Napięcie na niebie rośnie z dnia na dzień. NATO poinformowało o przechwyceniu pięciu rosyjskich myśliwców, które zbliżyły się do przestrzeni powietrznej Łotwy. W tym samym czasie amerykańskie lotnictwo interweniowało przy Alasce, gdzie pojawiły się rosyjskie bombowce Tu-95.

Fot. Warszawa w Pigułce
Rosyjskie maszyny przy granicach NATO
W czwartek po południu Dowództwo Sił Powietrznych NATO podało, iż dwa węgierskie Gripeny poderwano z litewskiej bazy w Szawlach. Ich celem było przechwycenie pięciu rosyjskich myśliwców – Su-30, Su-35 i trzech MiG-31 – które leciały nad Bałtykiem w pobliżu granicy Łotwy.
Misja odbyła się w ramach programu Baltic Air Policing, którego celem jest ochrona wschodniej flanki Sojuszu. – To dowód, iż Węgry aktywnie wspierają bezpieczeństwo państw bałtyckich – zaznaczono w komunikacie NATO.
Reakcja Sikorskiego: „Ktoś testuje naszą cierpliwość”
Do sprawy odniósł się minister spraw zagranicznych Radosław Sikorski. – To kolejny incydent i wszystkie są jednostronne. W ostatnich tygodniach nie pamiętam, żeby to NATO naruszało przestrzeń powietrzną Rosji. Ktoś tu sprawdza naszą cierpliwość – podkreślił.
Bombowce Tu-95 przy Alasce. NORAD poderwał F-16
W tym samym dniu podobny scenariusz rozegrał się w pobliżu Alaski. NORAD poinformował o obecności czterech rosyjskich maszyn – dwóch bombowców Tu-95 i dwóch myśliwców Su-35.

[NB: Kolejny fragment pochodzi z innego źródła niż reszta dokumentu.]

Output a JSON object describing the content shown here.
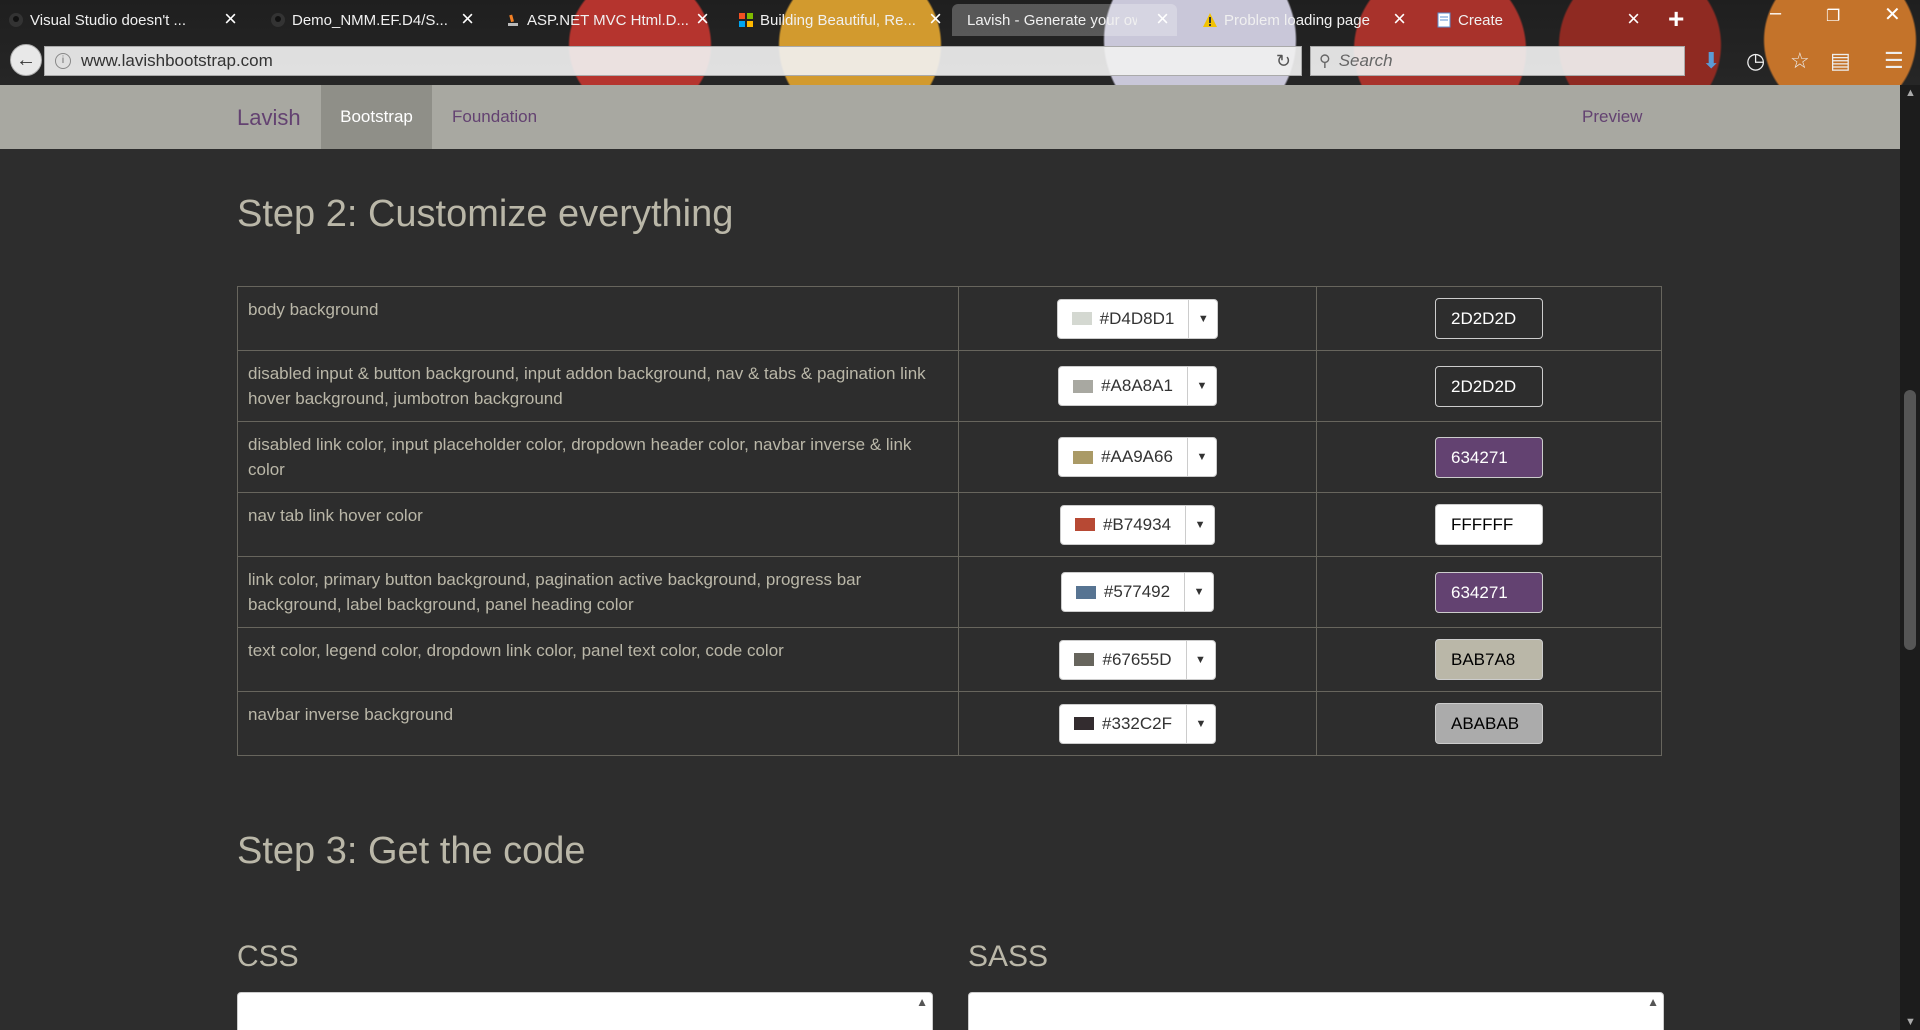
{
  "browser": {
    "tabs": [
      {
        "title": "Visual Studio doesn't ...",
        "icon": "github-icon",
        "active": false
      },
      {
        "title": "Demo_NMM.EF.D4/S...",
        "icon": "github-icon",
        "active": false
      },
      {
        "title": "ASP.NET MVC Html.D...",
        "icon": "stackoverflow-icon",
        "active": false
      },
      {
        "title": "Building Beautiful, Re...",
        "icon": "microsoft-icon",
        "active": false
      },
      {
        "title": "Lavish - Generate your ow...",
        "icon": "",
        "active": true
      },
      {
        "title": "Problem loading page",
        "icon": "warning-icon",
        "active": false
      },
      {
        "title": "Create",
        "icon": "document-icon",
        "active": false
      }
    ],
    "url": "www.lavishbootstrap.com",
    "search_placeholder": "Search"
  },
  "site_nav": {
    "brand": "Lavish",
    "items": [
      "Bootstrap",
      "Foundation"
    ],
    "active": "Bootstrap",
    "preview": "Preview"
  },
  "step2_title": "Step 2: Customize everything",
  "rows": [
    {
      "desc": "body background",
      "hex": "#D4D8D1",
      "swatch": "#D4D8D1",
      "value": "2D2D2D",
      "value_bg": "#2D2D2D",
      "value_fg": "#ffffff"
    },
    {
      "desc": "disabled input & button background, input addon background, nav & tabs & pagination link hover background, jumbotron background",
      "hex": "#A8A8A1",
      "swatch": "#A8A8A1",
      "value": "2D2D2D",
      "value_bg": "#2D2D2D",
      "value_fg": "#ffffff"
    },
    {
      "desc": "disabled link color, input placeholder color, dropdown header color, navbar inverse & link color",
      "hex": "#AA9A66",
      "swatch": "#AA9A66",
      "value": "634271",
      "value_bg": "#634271",
      "value_fg": "#ffffff"
    },
    {
      "desc": "nav tab link hover color",
      "hex": "#B74934",
      "swatch": "#B74934",
      "value": "FFFFFF",
      "value_bg": "#FFFFFF",
      "value_fg": "#000000"
    },
    {
      "desc": "link color, primary button background, pagination active background, progress bar background, label background, panel heading color",
      "hex": "#577492",
      "swatch": "#577492",
      "value": "634271",
      "value_bg": "#634271",
      "value_fg": "#ffffff"
    },
    {
      "desc": "text color, legend color, dropdown link color, panel text color, code color",
      "hex": "#67655D",
      "swatch": "#67655D",
      "value": "BAB7A8",
      "value_bg": "#BAB7A8",
      "value_fg": "#000000"
    },
    {
      "desc": "navbar inverse background",
      "hex": "#332C2F",
      "swatch": "#332C2F",
      "value": "ABABAB",
      "value_bg": "#ABABAB",
      "value_fg": "#000000"
    }
  ],
  "step3_title": "Step 3: Get the code",
  "code_labels": {
    "css": "CSS",
    "sass": "SASS"
  },
  "colors": {
    "page_bg": "#2D2D2D",
    "text": "#BAB7A8",
    "brand": "#634271",
    "navbar": "#A8A8A1"
  }
}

Na ich spotkanie wysłano aż cztery myśliwce F-16, cztery samoloty tankujące KC-135 oraz maszynę wczesnego ostrzegania E-3. Amerykańskie lotnictwo potwierdziło, iż rosyjskie samoloty zostały przechwycone i odprowadzone.
Seria prowokacji Rosji
To nie pierwsze takie zdarzenie w ostatnich tygodniach. Wcześniej głośnym echem odbiło się wtargnięcie rosyjskich dronów nad Polskę, a także przelot trzech MiG-31 nad Estonią, które spędziły w przestrzeni powietrznej tego państwa aż 12 minut.
Eksperci ostrzegają, iż tego typu działania to część szerszej strategii Kremla – testowanie gotowości NATO i wywoływanie napięcia na wschodniej granicy Sojuszu.